Dopo aver “riconquistato” la regione (in realtà ha stretto accordi con i leader tribali che la controllano), Haftar ha accolto il presidente di NOC, quel Mustafa Senalla che ha firmato l’accordo con Rosneft, e gli ha riconsegnato i giacimenti. Si può quindi facilmente immaginare che Haftar controlli la NOC, la quale ha siglato l’accordo con Rosneft, con il sostegno di Putin e l’approvazione dell’Egitto, principale sponsor regionale del generale. Così il cerchio si chiude. Come ho sottolineato in passato, Haftar si è recato più volte a Mosca negli ultimi mesi e a gennaio è stato ricevuto con grandi onori sulla portaerei Kuznetsov, ammiraglia della flotta russa nel Mediterraneo. In quelle occasioni ha più volte adombrato l’idea di concedere un punto di appoggio (una “base”) alla flotta russa in uno dei porti da lui controllati.
Tutto ciò premesso l’Italia continua a firmare, tra gli applausi scroscianti di UE ed Onu, rutilanti accordi con il governo di Tripoli, presieduto da Serraj, riconosciuto internazionalmente – come continuano ossessivamente a ripetere – ma debole e di fatto assente dal contesto.
Questo dimostra in primo luogo, se mai ve ne fosse bisogno, la totale assenza di una strategia di politica estera dell’Italia e della UE in un’area dirimpettaia e per noi vitale. Ma, in secondo luogo, dimostra anche che oramai il processo di formazione di una geopolitica russa per il Nord-Africa, tesa a tutelare gli interessi nazionali e internazionali di Mosca nello scacchiere mediterraneo, è in fase avanzata di realizzazione. Come ci insegna la Siria, bisognerà che questo fatto qualcuno prima o poi lo prenda in considerazione.

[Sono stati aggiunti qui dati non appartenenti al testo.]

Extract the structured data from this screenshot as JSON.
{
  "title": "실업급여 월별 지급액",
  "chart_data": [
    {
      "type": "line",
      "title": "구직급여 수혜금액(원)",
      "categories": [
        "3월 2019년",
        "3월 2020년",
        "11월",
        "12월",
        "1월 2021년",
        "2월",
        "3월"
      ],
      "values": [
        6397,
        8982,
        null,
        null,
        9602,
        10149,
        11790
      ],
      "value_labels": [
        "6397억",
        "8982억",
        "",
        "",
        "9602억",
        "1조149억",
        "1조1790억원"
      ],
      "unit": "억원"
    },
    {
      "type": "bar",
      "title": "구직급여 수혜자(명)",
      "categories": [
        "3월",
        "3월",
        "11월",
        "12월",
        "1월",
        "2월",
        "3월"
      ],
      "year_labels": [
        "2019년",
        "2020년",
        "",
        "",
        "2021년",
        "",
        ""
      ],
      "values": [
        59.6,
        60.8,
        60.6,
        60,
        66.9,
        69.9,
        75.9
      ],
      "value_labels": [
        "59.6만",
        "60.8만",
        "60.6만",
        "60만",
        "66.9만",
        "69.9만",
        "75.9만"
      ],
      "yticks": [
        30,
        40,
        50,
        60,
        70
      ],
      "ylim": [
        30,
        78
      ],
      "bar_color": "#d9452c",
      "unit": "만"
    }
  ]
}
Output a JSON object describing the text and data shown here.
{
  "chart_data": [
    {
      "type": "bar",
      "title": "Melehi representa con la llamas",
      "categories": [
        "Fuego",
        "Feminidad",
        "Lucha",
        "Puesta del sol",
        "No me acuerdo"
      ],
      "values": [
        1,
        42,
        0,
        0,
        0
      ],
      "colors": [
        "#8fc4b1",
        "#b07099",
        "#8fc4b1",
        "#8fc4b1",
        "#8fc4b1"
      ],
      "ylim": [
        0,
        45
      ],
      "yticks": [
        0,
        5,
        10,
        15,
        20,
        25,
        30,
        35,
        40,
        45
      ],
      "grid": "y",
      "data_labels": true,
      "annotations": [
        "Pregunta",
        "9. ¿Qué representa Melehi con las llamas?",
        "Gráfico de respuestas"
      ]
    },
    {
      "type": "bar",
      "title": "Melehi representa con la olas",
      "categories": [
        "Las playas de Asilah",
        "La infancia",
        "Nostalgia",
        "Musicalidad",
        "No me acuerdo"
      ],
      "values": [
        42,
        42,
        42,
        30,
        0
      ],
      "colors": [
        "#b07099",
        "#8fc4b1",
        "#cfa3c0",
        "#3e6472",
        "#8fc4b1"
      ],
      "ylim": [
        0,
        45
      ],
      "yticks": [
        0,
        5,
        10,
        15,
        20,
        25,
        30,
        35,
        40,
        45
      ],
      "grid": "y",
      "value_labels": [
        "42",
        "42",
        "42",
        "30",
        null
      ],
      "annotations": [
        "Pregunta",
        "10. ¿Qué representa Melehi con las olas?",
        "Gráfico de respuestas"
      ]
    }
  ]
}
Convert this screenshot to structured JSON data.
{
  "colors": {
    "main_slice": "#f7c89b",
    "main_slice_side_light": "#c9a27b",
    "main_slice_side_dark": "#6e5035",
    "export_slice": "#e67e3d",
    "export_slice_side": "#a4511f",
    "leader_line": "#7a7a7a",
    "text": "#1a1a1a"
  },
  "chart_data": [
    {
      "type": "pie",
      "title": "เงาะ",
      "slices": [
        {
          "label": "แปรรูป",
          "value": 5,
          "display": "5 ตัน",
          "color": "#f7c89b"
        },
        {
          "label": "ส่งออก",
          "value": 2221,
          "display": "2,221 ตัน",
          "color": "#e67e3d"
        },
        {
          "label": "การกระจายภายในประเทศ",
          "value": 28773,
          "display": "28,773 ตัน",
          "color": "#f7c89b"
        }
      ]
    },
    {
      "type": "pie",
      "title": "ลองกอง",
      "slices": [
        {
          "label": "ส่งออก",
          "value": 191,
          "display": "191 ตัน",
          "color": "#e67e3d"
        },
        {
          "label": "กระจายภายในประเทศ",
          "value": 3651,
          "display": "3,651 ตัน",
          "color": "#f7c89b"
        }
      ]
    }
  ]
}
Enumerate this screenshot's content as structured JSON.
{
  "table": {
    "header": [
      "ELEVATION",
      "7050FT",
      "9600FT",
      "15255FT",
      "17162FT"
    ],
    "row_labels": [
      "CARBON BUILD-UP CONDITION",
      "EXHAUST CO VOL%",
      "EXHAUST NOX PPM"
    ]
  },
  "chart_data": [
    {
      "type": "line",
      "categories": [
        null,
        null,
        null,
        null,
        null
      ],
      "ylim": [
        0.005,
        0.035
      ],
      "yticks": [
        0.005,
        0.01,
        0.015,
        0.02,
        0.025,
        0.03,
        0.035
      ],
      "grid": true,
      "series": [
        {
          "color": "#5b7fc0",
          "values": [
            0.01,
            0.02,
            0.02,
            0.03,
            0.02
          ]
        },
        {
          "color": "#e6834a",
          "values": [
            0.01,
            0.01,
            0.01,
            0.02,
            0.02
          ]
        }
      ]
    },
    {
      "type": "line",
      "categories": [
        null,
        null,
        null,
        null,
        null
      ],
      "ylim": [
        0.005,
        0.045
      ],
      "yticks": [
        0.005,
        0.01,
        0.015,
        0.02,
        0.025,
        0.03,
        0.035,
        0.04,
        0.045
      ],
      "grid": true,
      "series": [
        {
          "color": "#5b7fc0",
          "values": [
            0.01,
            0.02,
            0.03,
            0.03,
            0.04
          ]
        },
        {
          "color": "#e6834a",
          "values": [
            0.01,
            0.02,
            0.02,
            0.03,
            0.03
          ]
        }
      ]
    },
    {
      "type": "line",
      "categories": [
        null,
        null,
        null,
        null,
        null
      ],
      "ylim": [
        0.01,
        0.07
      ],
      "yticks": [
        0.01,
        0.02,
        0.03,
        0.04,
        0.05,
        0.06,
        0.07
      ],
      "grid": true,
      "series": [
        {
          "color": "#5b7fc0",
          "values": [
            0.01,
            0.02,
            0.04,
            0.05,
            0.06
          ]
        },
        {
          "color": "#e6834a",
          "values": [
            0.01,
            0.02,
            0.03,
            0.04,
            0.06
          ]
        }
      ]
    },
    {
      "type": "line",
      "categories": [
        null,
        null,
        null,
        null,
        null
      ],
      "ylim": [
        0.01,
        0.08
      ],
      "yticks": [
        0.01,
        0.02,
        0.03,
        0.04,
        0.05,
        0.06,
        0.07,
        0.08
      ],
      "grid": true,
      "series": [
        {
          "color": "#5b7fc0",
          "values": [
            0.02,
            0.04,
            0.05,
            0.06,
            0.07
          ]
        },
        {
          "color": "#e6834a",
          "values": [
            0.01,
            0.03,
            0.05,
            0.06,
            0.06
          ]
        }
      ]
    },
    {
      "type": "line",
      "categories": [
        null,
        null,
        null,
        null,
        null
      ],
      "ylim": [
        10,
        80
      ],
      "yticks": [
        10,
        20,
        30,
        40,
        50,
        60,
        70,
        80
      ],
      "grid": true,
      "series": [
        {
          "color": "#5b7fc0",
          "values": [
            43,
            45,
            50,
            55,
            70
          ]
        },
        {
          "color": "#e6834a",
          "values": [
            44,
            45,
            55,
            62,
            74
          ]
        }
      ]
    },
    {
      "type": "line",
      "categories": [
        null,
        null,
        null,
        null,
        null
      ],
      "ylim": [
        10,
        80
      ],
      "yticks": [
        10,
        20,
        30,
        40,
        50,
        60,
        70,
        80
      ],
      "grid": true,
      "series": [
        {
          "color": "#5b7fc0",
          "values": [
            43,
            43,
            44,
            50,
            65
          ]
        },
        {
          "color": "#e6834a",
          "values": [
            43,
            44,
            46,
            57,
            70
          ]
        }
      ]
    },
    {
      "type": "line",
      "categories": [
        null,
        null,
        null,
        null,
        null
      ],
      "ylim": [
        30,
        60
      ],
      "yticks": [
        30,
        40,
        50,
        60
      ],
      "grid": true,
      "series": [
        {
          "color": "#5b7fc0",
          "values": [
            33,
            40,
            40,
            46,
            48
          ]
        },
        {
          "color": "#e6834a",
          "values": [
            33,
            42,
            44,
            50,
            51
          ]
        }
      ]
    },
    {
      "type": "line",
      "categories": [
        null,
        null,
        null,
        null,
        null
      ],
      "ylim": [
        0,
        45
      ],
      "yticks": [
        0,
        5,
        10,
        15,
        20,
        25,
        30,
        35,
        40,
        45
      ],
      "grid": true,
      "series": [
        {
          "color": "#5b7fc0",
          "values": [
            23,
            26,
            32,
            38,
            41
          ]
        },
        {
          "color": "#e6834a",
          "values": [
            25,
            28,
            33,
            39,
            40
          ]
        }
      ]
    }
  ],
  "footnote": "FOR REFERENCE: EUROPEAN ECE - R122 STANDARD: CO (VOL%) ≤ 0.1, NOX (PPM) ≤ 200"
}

Sento a questo punto il dovere di rassicurare qualche lettore sospettoso: non sono diventato un agente prezzolato dell’apparato propagandistico putiniano. Quello che provo davanti alla volontà della leadership russa di ricostruire una dignitosa postura internazionale autonoma, da italiano, non la definirei ammirazione: è pura e semplice invidia.